At one point, Simon comes across a warehouse filled with unsold copies of The Feeble Files, which he muses would make good coasters. Given that Hasbro Interactive was originally going to be the publisher, there are also a few random, tongue-in-cheek endorsements of their board games. In a particularly trippy, fourth-wall-breaking bit, the final puzzle requires that you eject a CD-ROM for a computer. The problem is, there’s no eject button in the game. Like Sega’s X-Men game for the Genesis, which required that you push the Reset button on the console to get past a certain point, the solution is to actually eject the drive on your own computer. It’s a vaguely clever idea, ruined by some level of technical limitations, because Windows needs to be set up properly for it to work at all.

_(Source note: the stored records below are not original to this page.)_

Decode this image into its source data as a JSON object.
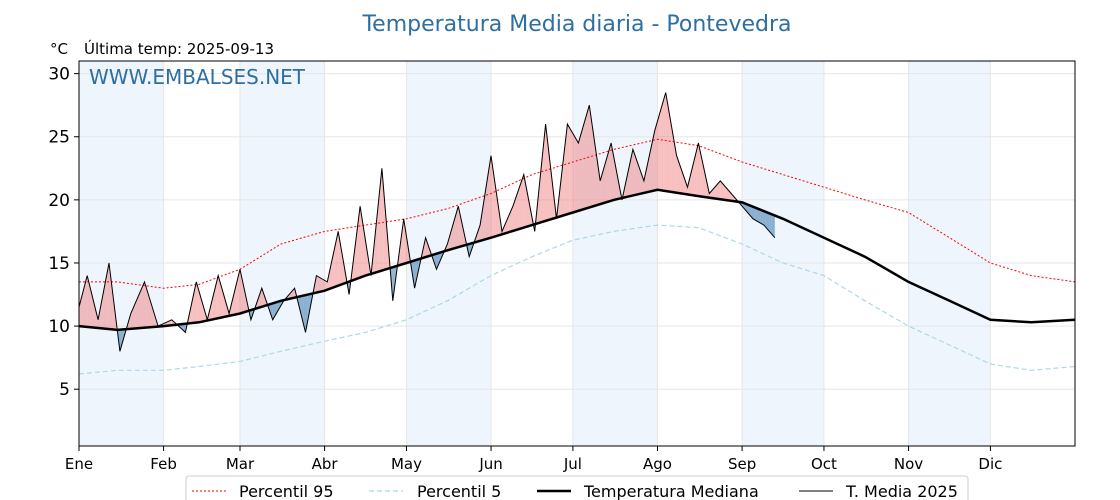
{
  "chart_data": {
    "type": "line",
    "title": "Temperatura Media diaria - Pontevedra",
    "subtitle": "Última temp: 2025-09-13",
    "unit": "°C",
    "watermark": "WWW.EMBALSES.NET",
    "ylim": [
      0.5,
      31
    ],
    "yticks": [
      5,
      10,
      15,
      20,
      25,
      30
    ],
    "x_range_days": [
      1,
      366
    ],
    "month_labels": [
      "Ene",
      "Feb",
      "Mar",
      "Abr",
      "May",
      "Jun",
      "Jul",
      "Ago",
      "Sep",
      "Oct",
      "Nov",
      "Dic"
    ],
    "month_start_days": [
      1,
      32,
      60,
      91,
      121,
      152,
      182,
      213,
      244,
      274,
      305,
      335
    ],
    "shaded_months": [
      "Ene",
      "Mar",
      "May",
      "Jul",
      "Sep",
      "Nov"
    ],
    "grid": true,
    "legend_position": "bottom",
    "colors": {
      "p95": "#ff0000",
      "p5": "#add8e6",
      "median": "#000000",
      "current": "#000000",
      "above_fill": "#f08080",
      "below_fill": "#4682b4",
      "title": "#2e6fa3",
      "month_band": "#eef5fc"
    },
    "series": [
      {
        "name": "Percentil 95",
        "style": "dotted",
        "days": [
          1,
          15,
          32,
          45,
          60,
          75,
          91,
          106,
          121,
          136,
          152,
          167,
          182,
          197,
          213,
          228,
          244,
          259,
          274,
          289,
          305,
          320,
          335,
          350,
          366
        ],
        "values": [
          13.5,
          13.5,
          13.0,
          13.3,
          14.5,
          16.5,
          17.5,
          18.0,
          18.5,
          19.3,
          20.5,
          22.0,
          23.0,
          24.0,
          24.8,
          24.3,
          23.0,
          22.0,
          21.0,
          20.0,
          19.0,
          17.0,
          15.0,
          14.0,
          13.5
        ]
      },
      {
        "name": "Percentil 5",
        "style": "dashed",
        "days": [
          1,
          15,
          32,
          45,
          60,
          75,
          91,
          106,
          121,
          136,
          152,
          167,
          182,
          197,
          213,
          228,
          244,
          259,
          274,
          289,
          305,
          320,
          335,
          350,
          366
        ],
        "values": [
          6.2,
          6.5,
          6.5,
          6.8,
          7.2,
          8.0,
          8.8,
          9.5,
          10.5,
          12.0,
          14.0,
          15.5,
          16.8,
          17.5,
          18.0,
          17.8,
          16.5,
          15.0,
          14.0,
          12.0,
          10.0,
          8.5,
          7.0,
          6.5,
          6.8
        ]
      },
      {
        "name": "Temperatura Mediana",
        "style": "solid-thick",
        "days": [
          1,
          15,
          32,
          45,
          60,
          75,
          91,
          106,
          121,
          136,
          152,
          167,
          182,
          197,
          213,
          228,
          244,
          259,
          274,
          289,
          305,
          320,
          335,
          350,
          366
        ],
        "values": [
          10.0,
          9.7,
          10.0,
          10.3,
          11.0,
          12.0,
          12.8,
          14.0,
          15.0,
          16.0,
          17.0,
          18.0,
          19.0,
          20.0,
          20.8,
          20.3,
          19.8,
          18.5,
          17.0,
          15.5,
          13.5,
          12.0,
          10.5,
          10.3,
          10.5
        ]
      },
      {
        "name": "T. Media 2025",
        "style": "solid-thin",
        "days": [
          1,
          4,
          8,
          12,
          16,
          20,
          25,
          30,
          35,
          40,
          44,
          48,
          52,
          56,
          60,
          64,
          68,
          72,
          76,
          80,
          84,
          88,
          92,
          96,
          100,
          104,
          108,
          112,
          116,
          120,
          124,
          128,
          132,
          136,
          140,
          144,
          148,
          152,
          156,
          160,
          164,
          168,
          172,
          176,
          180,
          184,
          188,
          192,
          196,
          200,
          204,
          208,
          212,
          216,
          220,
          224,
          228,
          232,
          236,
          240,
          244,
          248,
          252,
          256
        ],
        "values": [
          11.5,
          14.0,
          10.5,
          15.0,
          8.0,
          11.0,
          13.5,
          10.0,
          10.5,
          9.5,
          13.5,
          10.5,
          14.0,
          11.0,
          14.5,
          10.5,
          13.0,
          10.5,
          12.0,
          13.0,
          9.5,
          14.0,
          13.5,
          17.5,
          12.5,
          19.5,
          14.0,
          22.5,
          12.0,
          18.5,
          13.0,
          17.0,
          14.5,
          16.5,
          19.5,
          15.5,
          18.0,
          23.5,
          17.5,
          19.5,
          22.0,
          17.5,
          26.0,
          18.5,
          26.0,
          24.5,
          27.5,
          21.5,
          24.5,
          20.0,
          24.0,
          21.5,
          25.5,
          28.5,
          23.5,
          21.0,
          24.5,
          20.5,
          21.5,
          20.5,
          19.5,
          18.5,
          18.0,
          17.0
        ]
      }
    ]
  }
}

But that really encapsulates all of the major problems with the game. It’s still fairly clever, but it’s mired beneath a game that borders on unplayability. Apparently Adventure Soft had originally planned the game for 2D, similar to The Feeble Files, but ditched all of their previous work when they realized that such a product would never get published in the marketplace. But their hastily assembled substitute didn’t do them any favors either, especially at the time of its release. (To be fair, the game was apparently finished in 2000, but due to various logistical issues, wasn’t actually published until two years later.) If there’s any modern adventure game that’s clamoring for a demake – that is, a return to beautiful point-and-click VGA – it’s this one.
At any rate, after Simon 3D, Headfirst went on to create Call of Cthulhu: Dark Corners of the Earth, a fairly decent first person shooter/adventure game for the Xbox and PC, which unfortunately flopped and essentially put them out of business, leaving others to pick up the reins for future Simon titles.